1. Передача клеток в 5 мл полистирола с круглым дном (FACS) трубы.
2. Промойте клетки дважды в ледяной CMF PBS.
3. Инкубируйте образцы мертвых клеток пятно в течение 15 минут на льду в темноте.
4. Промойте клетки дважды в ледяной CMF PBS.
5. Блок ячеек с 2.4G2 anti-FcγRIII/II в ледяной окрашиваниембуфера в течение 10 минут на льду.
6. Вымойте клеток в ледяной окрашиванием буфера.
7. Инкубируйте образцы с антителами окрашивания коктейль в течение 20 минут на льду в темноте.
8. Промойте клетки с ледяного буфера окрашивания в два раза и образцы ресуспендируют в 400 мкл ледяного буфера окрашивания и проходит через 40 мкм фильтр крышки на трубах FACS.
9. Получить образцы на LSR II цитометр (BD), как определено стробирования стратегии в разделе 5 и на рисунке 1.

4. Обогащение ДК и макрофаги из кишечника

Подготовка реагентов и оборудования:

• Ледяной окрашивания буфера (PBS CMF + 5% FBS).

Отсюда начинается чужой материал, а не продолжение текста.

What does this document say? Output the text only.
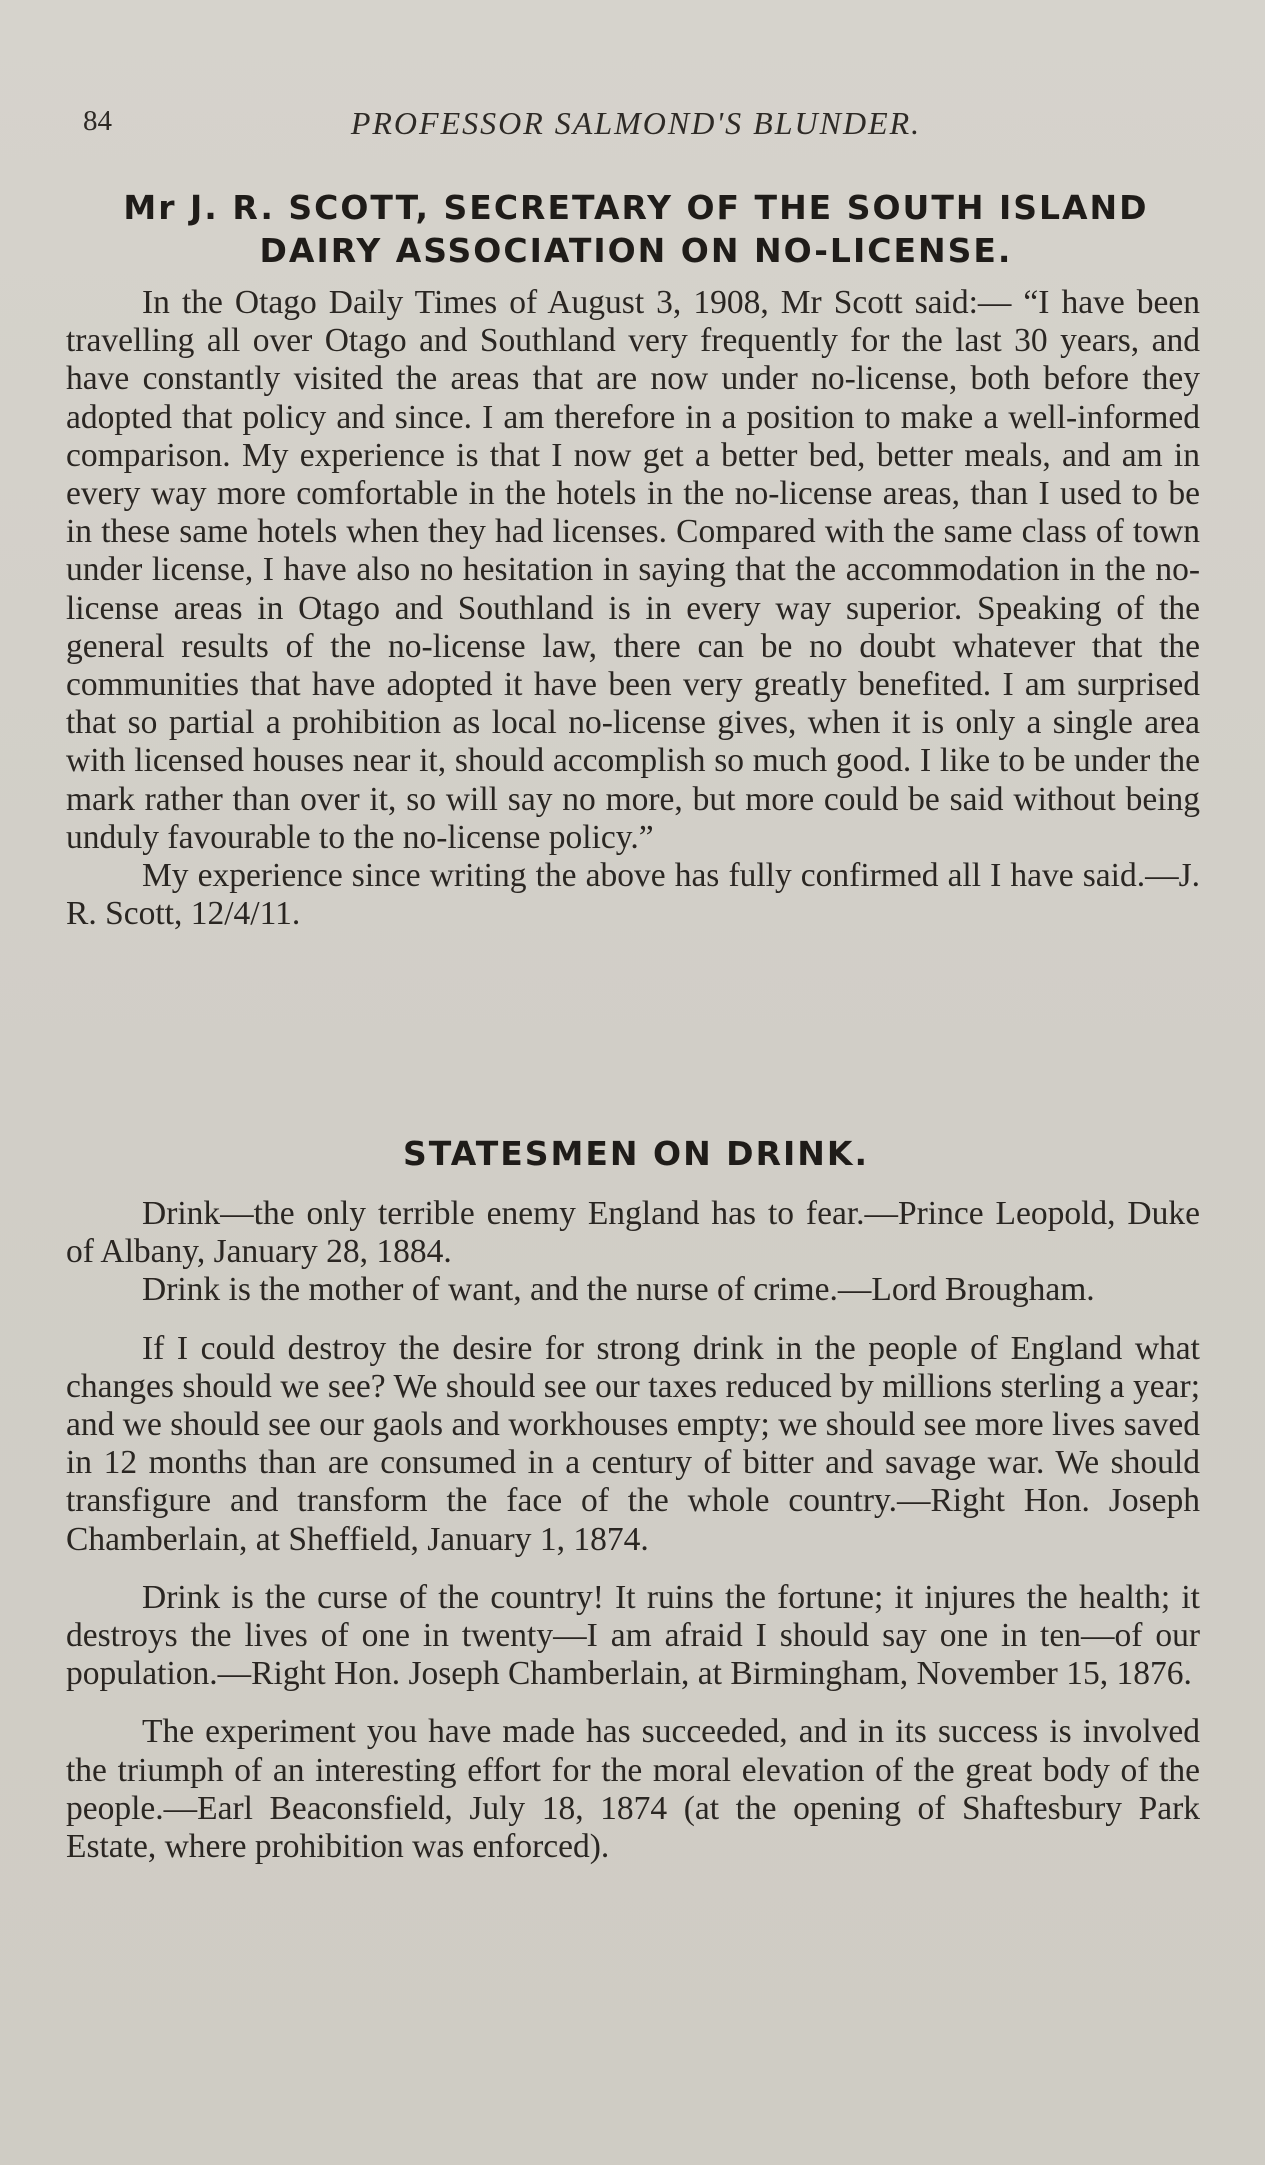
84	PROFESSOR SALMOND'S BLUNDER.
Mr J. R. SCOTT, SECRETARY OF THE SOUTH ISLAND DAIRY ASSOCIATION ON NO-LICENSE.

In the Otago Daily Times of August 3, 1908, Mr Scott said:— “I have been travelling all over Otago and Southland very frequently for the last 30 years, and have constantly visited the areas that are now under no-license, both before they adopted that policy and since. I am therefore in a position to make a well-informed comparison. My experience is that I now get a better bed, better meals, and am in every way more comfortable in the hotels in the no-license areas, than I used to be in these same hotels when they had licenses. Compared with the same class of town under license, I have also no hesitation in saying that the accommodation in the no-license areas in Otago and Southland is in every way superior. Speaking of the general results of the no-license law, there can be no doubt whatever that the communities that have adopted it have been very greatly benefited. I am surprised that so partial a prohibition as local no-license gives, when it is only a single area with licensed houses near it, should accomplish so much good. I like to be under the mark rather than over it, so will say no more, but more could be said without being unduly favourable to the no-license policy.”

My experience since writing the above has fully confirmed all I have said.—J. R. Scott, 12/4/11.

STATESMEN ON DRINK.

Drink—the only terrible enemy England has to fear.—Prince Leopold, Duke of Albany, January 28, 1884.

Drink is the mother of want, and the nurse of crime.—Lord Brougham.

If I could destroy the desire for strong drink in the people of England what changes should we see? We should see our taxes reduced by millions sterling a year; and we should see our gaols and workhouses empty; we should see more lives saved in 12 months than are consumed in a century of bitter and savage war. We should transfigure and transform the face of the whole country.—Right Hon. Joseph Chamberlain, at Sheffield, January 1, 1874.

Drink is the curse of the country! It ruins the fortune; it injures the health; it destroys the lives of one in twenty—I am afraid I should say one in ten—of our population.—Right Hon. Joseph Chamberlain, at Birmingham, November 15, 1876.

The experiment you have made has succeeded, and in its success is involved the triumph of an interesting effort for the moral elevation of the great body of the people.—Earl Beaconsfield, July 18, 1874 (at the opening of Shaftesbury Park Estate, where prohibition was enforced).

1. Инкубируйте суспензии отдельных клеток, полученных из шага 2.5 с CD11b и CD11c MACS бусины в соответствии с инструкциями производителя.
2. Промойте клетки с ледяной окрашиванием буфера с последующим центрифугированием.
3. Удалить супернатант и ресуспендируют осадок клеток в 1 мл ледяной окрашиванием буфери проходить через ячейки 100 мкм сито следуют ячейки 40 мкм фильтр.
4. Расширьте возможности для магнитных шарика подключенных клеток положительной селекции с использованием MACS LS магнитные колонки.
5. Повторите шаг 4.2 и отказаться от супернатант.
6. Инкубируйте клетки с поверхности маркер МКА, как описано в пункте 3.7.
7. Вымойте магнитных шарика обогащенного клетки дважды ледяной окрашиванием буфера. Ресуспендируйте клетки гранулы в 500 мкл ледяной окрашиванием буфера без азид натрия, и пройти через сито 40 мкм клетки в трубку FACS.
8. Приступить к FACS-сортировки на BD ARIA II Сотовые Сортировщик для сортировки кишечного постоянного тока и / или макрофагов множества интересов.

5. Память стратегии LP БТР

Примечание: Обратите внимание, что неокрашенные клетки кишечника могут быть использованы в качестве отрицательного контроля для оказания помощи в надлежащий вид ворот к разделению положительных и отрицательных населения.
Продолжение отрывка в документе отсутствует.